I have a fast cable connection, but I consistently have problems with YouTube. I recently noticed that I can stream video, even at higher resolution, from other sites - but the second I touch YouTube the stream crawwwls.

Is it totally paranoid of me to suspect that my ISP, Comcast, is preventing me from using the full extent of my bandwidth? It seems to attempt to allow me to use juuuust enough to keep watching the video, but it fails and there’s skipping. :-/

I would assume that it’s YouTube, but from my work connection (I’ve checked the same video from both locations, at the same time) it performs perfectly fine.

Fester started a thread called ‘I hate Comcast.’ I’ll bump it for the sake of discussion, Comcast hax.

Anyone know of a good way to check this sort of thing?

I actually think its youtube itself. I’m sitting at 26mb/s and i the first minute of the video loads instantly then it just slows down to a crawl.

Its very noticeable at my home, but at work it still streams faster than what I can view it (i’m guessing it does on comcast also).

//edit, a simple test on a few videos here at work shows that the first 30seconds loads instantly then youtube throttles the bandwidth to a little bit more than whats required to view.

I agree, I saw a video on another system and it streamed near instantly.

I don’t have any problems with youtube’s speed but I’m in a completely different location so that doesn’t mean anything.
Could running it through a proxy get around their throttling if thats indeed what there doing?

Educated Guess: We’ll the throttle doesn’t prevent the user from viewing the video as its throttled at about 1.5 (estimate), what is needed to view it. So no a proxy wouldn’t do anything as the server is just capping the speed which has little to do with the client.

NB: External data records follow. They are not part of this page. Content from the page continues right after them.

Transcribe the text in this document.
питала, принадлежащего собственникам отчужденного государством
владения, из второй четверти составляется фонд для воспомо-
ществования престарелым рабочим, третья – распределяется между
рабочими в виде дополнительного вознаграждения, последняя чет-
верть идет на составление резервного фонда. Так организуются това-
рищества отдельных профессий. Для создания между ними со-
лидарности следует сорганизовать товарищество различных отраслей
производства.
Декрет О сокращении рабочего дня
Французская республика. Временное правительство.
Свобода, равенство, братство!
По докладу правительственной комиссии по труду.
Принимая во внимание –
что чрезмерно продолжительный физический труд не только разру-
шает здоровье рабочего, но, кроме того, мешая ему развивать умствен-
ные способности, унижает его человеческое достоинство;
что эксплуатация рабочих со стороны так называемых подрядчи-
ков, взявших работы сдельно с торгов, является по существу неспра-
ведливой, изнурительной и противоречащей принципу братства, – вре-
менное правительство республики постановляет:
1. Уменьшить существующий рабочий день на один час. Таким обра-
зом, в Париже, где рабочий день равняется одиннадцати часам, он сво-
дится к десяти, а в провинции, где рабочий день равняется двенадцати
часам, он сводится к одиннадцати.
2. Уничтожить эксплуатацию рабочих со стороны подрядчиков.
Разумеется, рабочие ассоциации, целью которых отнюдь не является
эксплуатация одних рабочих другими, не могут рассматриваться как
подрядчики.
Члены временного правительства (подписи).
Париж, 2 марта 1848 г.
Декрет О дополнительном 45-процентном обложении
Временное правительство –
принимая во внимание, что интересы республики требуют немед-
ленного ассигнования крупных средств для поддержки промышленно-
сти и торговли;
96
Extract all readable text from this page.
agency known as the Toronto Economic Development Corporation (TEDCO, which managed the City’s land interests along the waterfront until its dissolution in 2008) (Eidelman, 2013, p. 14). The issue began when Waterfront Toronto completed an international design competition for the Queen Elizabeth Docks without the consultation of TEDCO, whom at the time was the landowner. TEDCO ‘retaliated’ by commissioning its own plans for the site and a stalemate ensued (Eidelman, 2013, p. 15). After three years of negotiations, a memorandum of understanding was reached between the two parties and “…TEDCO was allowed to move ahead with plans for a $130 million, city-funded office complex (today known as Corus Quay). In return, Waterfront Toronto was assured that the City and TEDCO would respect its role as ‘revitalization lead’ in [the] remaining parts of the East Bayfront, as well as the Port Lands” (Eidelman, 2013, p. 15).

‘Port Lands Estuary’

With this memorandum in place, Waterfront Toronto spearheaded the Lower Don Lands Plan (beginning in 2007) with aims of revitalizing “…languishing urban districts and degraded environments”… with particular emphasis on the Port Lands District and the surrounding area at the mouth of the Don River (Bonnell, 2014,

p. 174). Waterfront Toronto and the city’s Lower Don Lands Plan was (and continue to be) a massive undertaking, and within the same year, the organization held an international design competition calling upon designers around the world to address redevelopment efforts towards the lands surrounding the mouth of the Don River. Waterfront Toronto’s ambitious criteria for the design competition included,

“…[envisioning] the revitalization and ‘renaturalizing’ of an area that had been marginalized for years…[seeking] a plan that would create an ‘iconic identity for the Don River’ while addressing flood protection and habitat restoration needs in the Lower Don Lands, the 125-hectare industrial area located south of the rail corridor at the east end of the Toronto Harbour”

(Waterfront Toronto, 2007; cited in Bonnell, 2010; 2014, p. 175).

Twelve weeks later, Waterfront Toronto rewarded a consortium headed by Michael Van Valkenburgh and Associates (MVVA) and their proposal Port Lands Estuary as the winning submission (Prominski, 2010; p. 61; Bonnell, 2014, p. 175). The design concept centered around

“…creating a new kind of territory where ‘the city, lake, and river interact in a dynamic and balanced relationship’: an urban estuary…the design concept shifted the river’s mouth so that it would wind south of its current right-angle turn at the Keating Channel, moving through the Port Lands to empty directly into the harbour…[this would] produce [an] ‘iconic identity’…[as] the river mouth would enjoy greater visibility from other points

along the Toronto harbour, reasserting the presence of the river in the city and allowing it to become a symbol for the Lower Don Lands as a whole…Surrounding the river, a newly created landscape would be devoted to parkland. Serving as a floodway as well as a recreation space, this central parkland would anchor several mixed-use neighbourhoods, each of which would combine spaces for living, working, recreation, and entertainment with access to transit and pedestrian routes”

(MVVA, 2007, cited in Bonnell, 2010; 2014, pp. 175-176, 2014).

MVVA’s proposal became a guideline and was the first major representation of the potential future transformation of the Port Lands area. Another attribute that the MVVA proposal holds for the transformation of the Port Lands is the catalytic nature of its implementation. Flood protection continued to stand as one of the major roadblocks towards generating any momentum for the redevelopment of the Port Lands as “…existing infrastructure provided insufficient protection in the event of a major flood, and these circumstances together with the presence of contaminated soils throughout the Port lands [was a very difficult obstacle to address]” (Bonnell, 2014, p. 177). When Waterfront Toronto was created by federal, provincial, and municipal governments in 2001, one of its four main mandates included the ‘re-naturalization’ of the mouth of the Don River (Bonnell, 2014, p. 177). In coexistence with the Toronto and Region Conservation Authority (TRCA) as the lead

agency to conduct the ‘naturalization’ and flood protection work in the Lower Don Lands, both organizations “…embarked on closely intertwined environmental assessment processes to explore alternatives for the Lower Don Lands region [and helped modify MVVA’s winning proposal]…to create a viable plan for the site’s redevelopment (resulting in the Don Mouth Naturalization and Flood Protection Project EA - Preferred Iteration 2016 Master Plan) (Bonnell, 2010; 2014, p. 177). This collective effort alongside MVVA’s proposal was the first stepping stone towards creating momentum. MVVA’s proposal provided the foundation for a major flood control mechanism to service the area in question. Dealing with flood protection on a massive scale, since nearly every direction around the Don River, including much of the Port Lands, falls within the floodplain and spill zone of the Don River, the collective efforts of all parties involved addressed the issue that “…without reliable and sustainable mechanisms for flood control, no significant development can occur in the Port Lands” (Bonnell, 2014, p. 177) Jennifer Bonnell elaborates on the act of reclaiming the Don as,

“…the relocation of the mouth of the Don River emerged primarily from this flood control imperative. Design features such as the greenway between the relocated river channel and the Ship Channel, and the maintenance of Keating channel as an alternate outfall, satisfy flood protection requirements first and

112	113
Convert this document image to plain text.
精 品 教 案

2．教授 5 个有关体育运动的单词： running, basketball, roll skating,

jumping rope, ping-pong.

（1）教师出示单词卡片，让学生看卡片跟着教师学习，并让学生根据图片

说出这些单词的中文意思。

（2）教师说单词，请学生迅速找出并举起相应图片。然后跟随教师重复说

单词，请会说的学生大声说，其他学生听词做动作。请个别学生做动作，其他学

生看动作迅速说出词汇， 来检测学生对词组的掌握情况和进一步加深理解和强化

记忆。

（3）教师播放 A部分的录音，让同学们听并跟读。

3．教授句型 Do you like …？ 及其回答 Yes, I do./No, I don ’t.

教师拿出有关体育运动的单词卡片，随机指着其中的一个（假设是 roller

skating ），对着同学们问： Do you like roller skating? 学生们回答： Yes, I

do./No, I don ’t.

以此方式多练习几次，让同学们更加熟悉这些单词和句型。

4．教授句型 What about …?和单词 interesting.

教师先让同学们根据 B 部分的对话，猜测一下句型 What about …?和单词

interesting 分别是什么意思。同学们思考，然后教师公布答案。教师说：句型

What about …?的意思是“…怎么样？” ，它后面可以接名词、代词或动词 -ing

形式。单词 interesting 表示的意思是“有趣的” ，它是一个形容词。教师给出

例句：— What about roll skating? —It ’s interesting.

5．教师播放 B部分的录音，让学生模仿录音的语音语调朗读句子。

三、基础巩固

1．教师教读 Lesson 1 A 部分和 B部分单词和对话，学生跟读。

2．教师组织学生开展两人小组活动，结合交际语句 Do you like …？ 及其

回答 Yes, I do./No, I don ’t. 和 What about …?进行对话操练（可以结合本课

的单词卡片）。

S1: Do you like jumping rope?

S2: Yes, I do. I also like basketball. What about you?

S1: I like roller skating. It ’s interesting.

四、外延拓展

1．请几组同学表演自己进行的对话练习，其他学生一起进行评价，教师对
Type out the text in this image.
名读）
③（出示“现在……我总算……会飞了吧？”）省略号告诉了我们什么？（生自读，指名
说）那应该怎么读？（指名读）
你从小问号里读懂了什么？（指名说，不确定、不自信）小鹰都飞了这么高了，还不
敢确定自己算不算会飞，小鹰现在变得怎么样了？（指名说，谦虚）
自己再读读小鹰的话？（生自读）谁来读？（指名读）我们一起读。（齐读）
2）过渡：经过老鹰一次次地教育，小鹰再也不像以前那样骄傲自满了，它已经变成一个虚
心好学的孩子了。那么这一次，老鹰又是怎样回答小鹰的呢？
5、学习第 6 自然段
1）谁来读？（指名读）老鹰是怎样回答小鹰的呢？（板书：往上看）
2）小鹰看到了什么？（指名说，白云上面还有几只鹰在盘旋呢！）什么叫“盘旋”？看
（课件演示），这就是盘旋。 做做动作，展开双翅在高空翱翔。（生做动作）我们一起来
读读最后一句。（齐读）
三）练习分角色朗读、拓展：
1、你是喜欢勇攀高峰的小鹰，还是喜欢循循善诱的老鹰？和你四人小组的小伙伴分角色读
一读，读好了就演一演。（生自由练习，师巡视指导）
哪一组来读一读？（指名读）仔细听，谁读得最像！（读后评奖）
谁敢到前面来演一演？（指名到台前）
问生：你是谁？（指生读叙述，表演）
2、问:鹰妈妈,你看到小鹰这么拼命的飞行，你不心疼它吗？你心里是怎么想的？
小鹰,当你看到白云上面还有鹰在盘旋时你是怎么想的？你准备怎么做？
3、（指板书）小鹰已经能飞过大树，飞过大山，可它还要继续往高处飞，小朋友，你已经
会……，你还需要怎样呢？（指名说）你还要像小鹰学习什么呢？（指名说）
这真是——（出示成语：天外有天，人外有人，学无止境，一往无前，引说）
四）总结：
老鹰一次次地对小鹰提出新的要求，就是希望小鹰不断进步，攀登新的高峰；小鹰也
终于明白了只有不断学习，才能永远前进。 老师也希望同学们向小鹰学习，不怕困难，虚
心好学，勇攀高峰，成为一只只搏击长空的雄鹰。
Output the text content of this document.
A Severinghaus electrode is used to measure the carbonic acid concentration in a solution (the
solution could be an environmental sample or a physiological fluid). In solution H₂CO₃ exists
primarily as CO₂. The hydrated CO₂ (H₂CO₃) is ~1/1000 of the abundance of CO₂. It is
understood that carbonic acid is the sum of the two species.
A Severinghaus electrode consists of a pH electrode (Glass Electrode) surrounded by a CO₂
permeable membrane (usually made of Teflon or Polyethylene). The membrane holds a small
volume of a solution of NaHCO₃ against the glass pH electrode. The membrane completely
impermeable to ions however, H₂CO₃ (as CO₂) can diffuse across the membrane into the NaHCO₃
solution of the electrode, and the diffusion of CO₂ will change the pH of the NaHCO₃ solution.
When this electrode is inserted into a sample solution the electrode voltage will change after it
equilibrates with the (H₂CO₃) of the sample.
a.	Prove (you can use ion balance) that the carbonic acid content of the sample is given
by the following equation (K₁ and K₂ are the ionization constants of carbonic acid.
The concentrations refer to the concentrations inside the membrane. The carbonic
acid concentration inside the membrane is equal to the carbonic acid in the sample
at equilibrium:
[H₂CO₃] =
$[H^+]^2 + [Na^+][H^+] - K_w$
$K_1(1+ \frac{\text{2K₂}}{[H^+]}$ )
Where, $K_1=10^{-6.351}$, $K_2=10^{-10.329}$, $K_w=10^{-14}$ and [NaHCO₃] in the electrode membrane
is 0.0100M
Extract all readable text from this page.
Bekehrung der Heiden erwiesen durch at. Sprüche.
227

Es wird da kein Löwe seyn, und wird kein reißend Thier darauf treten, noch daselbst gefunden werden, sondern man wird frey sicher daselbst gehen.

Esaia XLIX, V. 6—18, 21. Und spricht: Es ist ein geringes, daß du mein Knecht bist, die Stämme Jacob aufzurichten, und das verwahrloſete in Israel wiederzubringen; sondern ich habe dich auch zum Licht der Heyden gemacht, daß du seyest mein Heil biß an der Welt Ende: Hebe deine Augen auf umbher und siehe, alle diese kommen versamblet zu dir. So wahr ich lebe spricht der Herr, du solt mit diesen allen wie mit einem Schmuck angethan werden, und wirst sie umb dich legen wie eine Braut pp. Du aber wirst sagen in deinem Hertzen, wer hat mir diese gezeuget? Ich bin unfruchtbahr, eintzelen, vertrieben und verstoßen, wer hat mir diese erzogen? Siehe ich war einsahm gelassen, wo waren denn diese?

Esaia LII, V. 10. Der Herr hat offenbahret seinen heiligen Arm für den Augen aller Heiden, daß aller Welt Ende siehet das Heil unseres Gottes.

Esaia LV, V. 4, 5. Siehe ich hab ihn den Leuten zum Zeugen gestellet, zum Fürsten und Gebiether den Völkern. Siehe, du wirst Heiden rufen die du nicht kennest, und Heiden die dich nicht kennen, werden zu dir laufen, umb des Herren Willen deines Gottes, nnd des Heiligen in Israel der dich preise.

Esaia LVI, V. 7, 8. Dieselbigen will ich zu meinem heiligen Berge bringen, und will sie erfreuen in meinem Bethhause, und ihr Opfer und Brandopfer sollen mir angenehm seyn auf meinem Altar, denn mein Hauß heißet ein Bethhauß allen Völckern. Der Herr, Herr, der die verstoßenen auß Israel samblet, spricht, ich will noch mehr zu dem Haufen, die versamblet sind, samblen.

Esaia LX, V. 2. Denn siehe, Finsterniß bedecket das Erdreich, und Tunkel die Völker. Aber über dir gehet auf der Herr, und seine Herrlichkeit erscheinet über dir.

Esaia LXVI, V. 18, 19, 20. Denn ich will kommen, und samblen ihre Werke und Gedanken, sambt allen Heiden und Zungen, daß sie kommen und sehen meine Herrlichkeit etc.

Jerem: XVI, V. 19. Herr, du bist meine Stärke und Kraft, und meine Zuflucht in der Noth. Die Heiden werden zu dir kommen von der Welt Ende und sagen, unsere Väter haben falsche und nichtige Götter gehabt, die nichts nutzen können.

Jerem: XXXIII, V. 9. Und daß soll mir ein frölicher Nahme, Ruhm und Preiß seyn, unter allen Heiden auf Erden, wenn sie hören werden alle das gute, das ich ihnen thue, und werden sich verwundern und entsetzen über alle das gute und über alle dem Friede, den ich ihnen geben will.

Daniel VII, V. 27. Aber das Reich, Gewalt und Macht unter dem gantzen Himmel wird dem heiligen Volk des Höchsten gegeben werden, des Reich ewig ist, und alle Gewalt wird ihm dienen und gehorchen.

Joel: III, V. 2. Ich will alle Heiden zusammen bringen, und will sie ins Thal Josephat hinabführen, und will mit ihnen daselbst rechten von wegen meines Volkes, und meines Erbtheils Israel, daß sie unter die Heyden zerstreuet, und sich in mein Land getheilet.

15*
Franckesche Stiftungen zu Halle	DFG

This goes off the idea that the university network that I’m currently on doesn’t throttle youtube itself.

YouTube sucks as of late, I can never find a video I search for anymore, and the download speed is lame.

[quote=Templarian;2331653]Educated Guess: We’ll the throttle doesn’t prevent the user from viewing the video as its throttled at about 1.5 (estimate), what is needed to view it. So no a proxy wouldn’t do anything as the server is just capping the speed which has little to do with the client.

This goes off the idea that the university network that I’m currently on doesn’t throttle youtube itself.[/quote]

My thinking was that since its only throttling youtube, then the proxy would mask that you were at youtube. I just don’t know if this works on streaming videos. But I don’t really know any specifics on how a proxy works so meh.

It’s probably YouTube I have comcast’s younger brother, Midcontinent (basically Comcast with a different name attached), and it works fine the majority of the time.